Mohamed, a Palestinian from the southern Gaza town of Rafah, risked his life as he spends the whole night moving new shipment of smuggled tobacco from a tunnel underneath the borders between southern Gaza Strip and Egypt.
While the thin and short 37-year-old man worked, the noise of gunshots and sometimes blasts could be clearly heard from the Egyptian side of the borders that are under the excessive Egyptian army observation.
In the past two years, the Egyptian army launched large and intensive security campaigns, destroying hundreds of tunnels used for smuggling goods from Egypt to Gaza. The army also destroyed and removed constructions and houses built on a one-kilometer zone along the borderline with the Gaza Strip.
Mohamed, who declined to give his last name, said that amid the new Egyptian army military and security tactics, “smugglers get smarter and create their own smuggling tactics and tricks, either in digging new tunnels or inventing new methods of smuggling.”
Mohamed’s main job is to smuggle cigarettes and other kinds of tobacco. He said that after hundreds of tunnels were destroyed, only 10 percent of tunnels are still operating now. Smugglers have to find new ways to earn money.
“In the past, we used to dig large tunnels with wider mouth, but now we put into the tunnel a plastic tube with narrow diameter which is barely enough to insert a pack of cigarette. The tube can hold dozens of cigarettes packs. Then, I pull the tube and collect the shipment of cigarettes,” said Mohamed.
Mohamed’s colleague, who also declined to give his full name, just went out from a tunnel after spending 12 hours inside it. “The growing prices of cigarettes and its high profits make us do our best to smuggle it,” he said, adding that “it is a risky business. But as workers, we get little payment.”

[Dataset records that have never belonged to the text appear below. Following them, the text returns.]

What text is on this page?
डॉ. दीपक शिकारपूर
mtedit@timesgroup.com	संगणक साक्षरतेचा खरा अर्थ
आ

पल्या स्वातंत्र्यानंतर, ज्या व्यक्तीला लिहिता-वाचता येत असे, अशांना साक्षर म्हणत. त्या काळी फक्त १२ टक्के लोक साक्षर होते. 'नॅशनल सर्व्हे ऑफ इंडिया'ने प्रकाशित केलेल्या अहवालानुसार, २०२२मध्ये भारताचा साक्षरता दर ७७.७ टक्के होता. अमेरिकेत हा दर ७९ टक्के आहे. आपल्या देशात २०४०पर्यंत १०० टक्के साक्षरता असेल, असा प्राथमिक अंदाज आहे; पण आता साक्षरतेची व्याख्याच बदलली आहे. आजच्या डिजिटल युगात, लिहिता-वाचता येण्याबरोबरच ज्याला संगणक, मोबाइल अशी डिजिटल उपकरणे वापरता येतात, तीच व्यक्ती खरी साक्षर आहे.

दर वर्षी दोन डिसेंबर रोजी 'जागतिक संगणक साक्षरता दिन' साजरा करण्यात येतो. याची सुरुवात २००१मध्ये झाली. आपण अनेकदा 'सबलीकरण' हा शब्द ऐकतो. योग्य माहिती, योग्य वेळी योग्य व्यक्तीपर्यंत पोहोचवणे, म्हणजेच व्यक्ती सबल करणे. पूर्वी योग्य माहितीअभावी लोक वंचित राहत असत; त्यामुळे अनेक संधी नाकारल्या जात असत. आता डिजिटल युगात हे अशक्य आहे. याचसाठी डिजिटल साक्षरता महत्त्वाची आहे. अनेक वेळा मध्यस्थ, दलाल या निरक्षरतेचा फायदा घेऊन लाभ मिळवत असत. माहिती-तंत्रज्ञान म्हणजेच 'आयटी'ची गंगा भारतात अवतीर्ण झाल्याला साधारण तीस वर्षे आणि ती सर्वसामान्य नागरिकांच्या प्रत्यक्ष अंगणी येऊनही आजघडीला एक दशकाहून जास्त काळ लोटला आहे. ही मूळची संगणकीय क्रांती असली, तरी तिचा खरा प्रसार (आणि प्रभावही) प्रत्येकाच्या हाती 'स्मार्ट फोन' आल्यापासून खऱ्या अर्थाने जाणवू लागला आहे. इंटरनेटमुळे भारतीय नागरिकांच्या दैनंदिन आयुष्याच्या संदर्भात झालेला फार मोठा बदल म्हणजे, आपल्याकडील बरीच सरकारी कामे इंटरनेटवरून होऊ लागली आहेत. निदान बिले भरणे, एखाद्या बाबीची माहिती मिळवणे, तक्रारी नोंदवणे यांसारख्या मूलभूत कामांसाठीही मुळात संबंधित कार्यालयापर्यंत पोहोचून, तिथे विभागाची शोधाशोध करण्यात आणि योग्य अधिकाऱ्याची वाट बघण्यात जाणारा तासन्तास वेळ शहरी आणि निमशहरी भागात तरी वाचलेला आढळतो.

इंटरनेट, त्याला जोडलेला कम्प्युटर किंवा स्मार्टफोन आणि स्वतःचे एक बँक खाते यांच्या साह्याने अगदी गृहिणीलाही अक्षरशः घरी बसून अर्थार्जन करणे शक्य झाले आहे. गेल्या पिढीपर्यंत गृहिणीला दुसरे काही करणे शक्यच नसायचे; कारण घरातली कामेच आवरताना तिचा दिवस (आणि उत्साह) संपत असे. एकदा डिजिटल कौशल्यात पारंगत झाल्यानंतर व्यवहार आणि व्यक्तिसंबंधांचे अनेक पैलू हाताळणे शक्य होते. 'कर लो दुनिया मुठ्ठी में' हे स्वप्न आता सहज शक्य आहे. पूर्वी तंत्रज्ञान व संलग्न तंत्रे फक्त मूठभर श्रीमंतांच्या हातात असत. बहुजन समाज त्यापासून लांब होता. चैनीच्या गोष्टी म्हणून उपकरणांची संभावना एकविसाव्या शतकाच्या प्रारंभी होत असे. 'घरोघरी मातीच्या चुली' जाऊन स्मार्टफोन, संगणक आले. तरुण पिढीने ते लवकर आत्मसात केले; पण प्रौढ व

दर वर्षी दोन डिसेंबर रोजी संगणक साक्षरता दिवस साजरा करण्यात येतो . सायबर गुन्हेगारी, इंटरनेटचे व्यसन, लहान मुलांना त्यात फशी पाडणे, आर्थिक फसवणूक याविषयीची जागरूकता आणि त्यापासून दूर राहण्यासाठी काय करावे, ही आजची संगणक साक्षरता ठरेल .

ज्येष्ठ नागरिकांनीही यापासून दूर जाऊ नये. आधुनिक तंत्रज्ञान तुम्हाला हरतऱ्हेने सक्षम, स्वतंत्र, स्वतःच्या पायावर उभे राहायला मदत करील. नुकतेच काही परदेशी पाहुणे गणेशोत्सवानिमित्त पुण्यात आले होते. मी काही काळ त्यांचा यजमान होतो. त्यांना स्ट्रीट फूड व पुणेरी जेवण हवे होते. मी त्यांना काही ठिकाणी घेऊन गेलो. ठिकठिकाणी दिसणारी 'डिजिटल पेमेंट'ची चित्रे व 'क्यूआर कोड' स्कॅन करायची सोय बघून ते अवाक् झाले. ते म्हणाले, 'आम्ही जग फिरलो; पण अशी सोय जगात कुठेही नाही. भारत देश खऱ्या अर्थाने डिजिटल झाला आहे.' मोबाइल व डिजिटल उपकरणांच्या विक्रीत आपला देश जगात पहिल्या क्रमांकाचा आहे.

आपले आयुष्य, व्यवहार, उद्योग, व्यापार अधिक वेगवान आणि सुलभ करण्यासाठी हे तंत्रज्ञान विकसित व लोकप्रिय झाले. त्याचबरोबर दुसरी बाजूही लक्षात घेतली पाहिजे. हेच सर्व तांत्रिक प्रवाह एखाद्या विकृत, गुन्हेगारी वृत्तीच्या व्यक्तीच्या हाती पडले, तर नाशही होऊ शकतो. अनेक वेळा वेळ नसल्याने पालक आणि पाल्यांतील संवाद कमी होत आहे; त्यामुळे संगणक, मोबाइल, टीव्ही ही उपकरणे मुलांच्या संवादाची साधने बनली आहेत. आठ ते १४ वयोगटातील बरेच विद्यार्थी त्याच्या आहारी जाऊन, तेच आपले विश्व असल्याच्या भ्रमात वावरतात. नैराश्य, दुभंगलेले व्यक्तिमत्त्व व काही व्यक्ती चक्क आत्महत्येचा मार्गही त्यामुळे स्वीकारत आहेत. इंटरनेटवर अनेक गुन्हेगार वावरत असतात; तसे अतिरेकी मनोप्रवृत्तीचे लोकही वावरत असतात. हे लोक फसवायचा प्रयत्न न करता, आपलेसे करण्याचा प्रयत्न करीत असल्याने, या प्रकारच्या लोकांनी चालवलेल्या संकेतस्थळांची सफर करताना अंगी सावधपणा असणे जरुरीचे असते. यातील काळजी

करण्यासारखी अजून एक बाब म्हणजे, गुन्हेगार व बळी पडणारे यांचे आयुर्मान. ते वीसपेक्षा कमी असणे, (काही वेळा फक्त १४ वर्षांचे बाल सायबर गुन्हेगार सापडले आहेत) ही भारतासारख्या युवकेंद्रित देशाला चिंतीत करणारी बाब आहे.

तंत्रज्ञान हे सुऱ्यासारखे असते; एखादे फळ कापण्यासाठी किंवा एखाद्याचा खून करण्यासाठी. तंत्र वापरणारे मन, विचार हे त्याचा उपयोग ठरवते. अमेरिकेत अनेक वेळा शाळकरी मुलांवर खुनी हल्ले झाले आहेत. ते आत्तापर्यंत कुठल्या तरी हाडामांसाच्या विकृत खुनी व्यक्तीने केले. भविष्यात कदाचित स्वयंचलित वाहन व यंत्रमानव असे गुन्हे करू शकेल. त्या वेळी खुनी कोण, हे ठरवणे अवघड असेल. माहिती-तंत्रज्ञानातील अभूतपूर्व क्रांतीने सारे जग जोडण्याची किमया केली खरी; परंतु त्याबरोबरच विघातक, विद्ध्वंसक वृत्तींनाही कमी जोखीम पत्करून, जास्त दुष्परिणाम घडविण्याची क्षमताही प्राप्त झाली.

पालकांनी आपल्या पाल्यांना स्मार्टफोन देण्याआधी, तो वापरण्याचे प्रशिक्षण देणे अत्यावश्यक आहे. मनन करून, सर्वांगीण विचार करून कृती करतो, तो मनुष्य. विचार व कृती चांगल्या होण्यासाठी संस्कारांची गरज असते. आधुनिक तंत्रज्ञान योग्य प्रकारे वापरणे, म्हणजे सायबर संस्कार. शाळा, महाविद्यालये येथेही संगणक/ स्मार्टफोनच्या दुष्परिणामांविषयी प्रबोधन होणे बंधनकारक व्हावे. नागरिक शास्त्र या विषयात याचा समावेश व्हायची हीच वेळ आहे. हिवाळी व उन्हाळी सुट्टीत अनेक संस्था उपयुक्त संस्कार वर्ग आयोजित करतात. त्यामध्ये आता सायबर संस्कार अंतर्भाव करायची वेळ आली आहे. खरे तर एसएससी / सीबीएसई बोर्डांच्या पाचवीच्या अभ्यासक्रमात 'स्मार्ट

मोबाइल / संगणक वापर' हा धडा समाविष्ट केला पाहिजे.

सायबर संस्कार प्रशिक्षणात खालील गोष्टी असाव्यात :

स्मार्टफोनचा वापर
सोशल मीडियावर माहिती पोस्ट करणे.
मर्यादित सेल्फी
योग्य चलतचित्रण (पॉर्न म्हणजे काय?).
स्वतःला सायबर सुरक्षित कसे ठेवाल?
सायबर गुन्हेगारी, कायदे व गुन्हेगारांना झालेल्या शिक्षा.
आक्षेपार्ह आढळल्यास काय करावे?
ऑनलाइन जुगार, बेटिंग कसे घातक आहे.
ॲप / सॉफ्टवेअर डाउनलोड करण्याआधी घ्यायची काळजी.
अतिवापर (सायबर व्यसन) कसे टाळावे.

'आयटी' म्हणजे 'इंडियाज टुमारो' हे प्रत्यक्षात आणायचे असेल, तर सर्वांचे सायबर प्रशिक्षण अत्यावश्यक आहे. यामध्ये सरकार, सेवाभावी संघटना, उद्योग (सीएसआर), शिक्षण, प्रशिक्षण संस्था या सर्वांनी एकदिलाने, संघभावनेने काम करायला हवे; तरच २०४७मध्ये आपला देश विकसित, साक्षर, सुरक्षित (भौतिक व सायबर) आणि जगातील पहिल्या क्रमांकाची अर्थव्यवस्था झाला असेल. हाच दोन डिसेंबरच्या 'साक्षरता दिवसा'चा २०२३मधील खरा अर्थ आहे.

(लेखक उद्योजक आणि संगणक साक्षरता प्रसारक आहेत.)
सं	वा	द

The declining business of smuggled cigarettes made it hard for Hassan al-Jalta to support his family nowadays. Working as a cigarettes vendor in Gaza for more than seven years, Al-Jalta said “the prices of cigarettes has doubled compared with several years ago.”
Al-Jalta in his mid 40s is one of the hundreds of unemployed Palestinians who want to make their ends meet by selling cigarettes in the streets.
Israel imposed a tight blockade over the coastal enclave after Islamic Hamas movement’s violent takeover of the territory in 2007.
“Selling cigarettes is not a good business anymore because the prices are getting higher for vendors and for consumers,” said al-Jalta, as he carried on his shoulders a box filled with smuggled packs of cigarettes. “I hope I can have a choice better than selling smuggled cigarettes,” he added.
Local tobacco merchants said the cost of one pack of smuggled cigarettes is less than 10 New Israeli Shekels (NIS) ($1=3.86 NIS). But because there are less cigarettes in the Gaza market due to the difficulties of smuggling it, the price of one pack usually grows between 16 NIS to 35 NIS.
The prices of tobaccos and cigarettes grew further after Israeli waged large-scale military operation on the Gaza Strip last summer.
Smuggling though tunnels began several months after Islamic Hamas movement’s control of the Gaza Strip and the Israeli blockade. This business flourished after the ouster of Egyptian President Hosni Mubarak in 2011, but declined since Egyptian President Mohamed Morsi was ousted and detained.
Since then, 90 percent of the tunnels underneath the borders were destroyed, announced by Egyptian army and Hamas.
A senior official in the Gaza ministry of finance told Xinhua on condition of anonymity that the government in Gaza increased the taxes on smuggled cigarettes from Egypt as well as the cigarettes coming through Israel to help getting out of a financial crisis.
Economic expert Mo’een Rajab told Xinhua that the reason the tobaccos became extremely expensive is because of the recent security measures of the Egyptian army against smuggling and the government tax policy.
“Big cigarettes merchants usually buy huge amounts of cigarettes and tobaccos with lower prices and keep it in their stores until the prices get higher. Then they sell it in the markets to make large profit out of it,” said Rajab, adding that “tobacco smuggling is declining and the business is drying up.”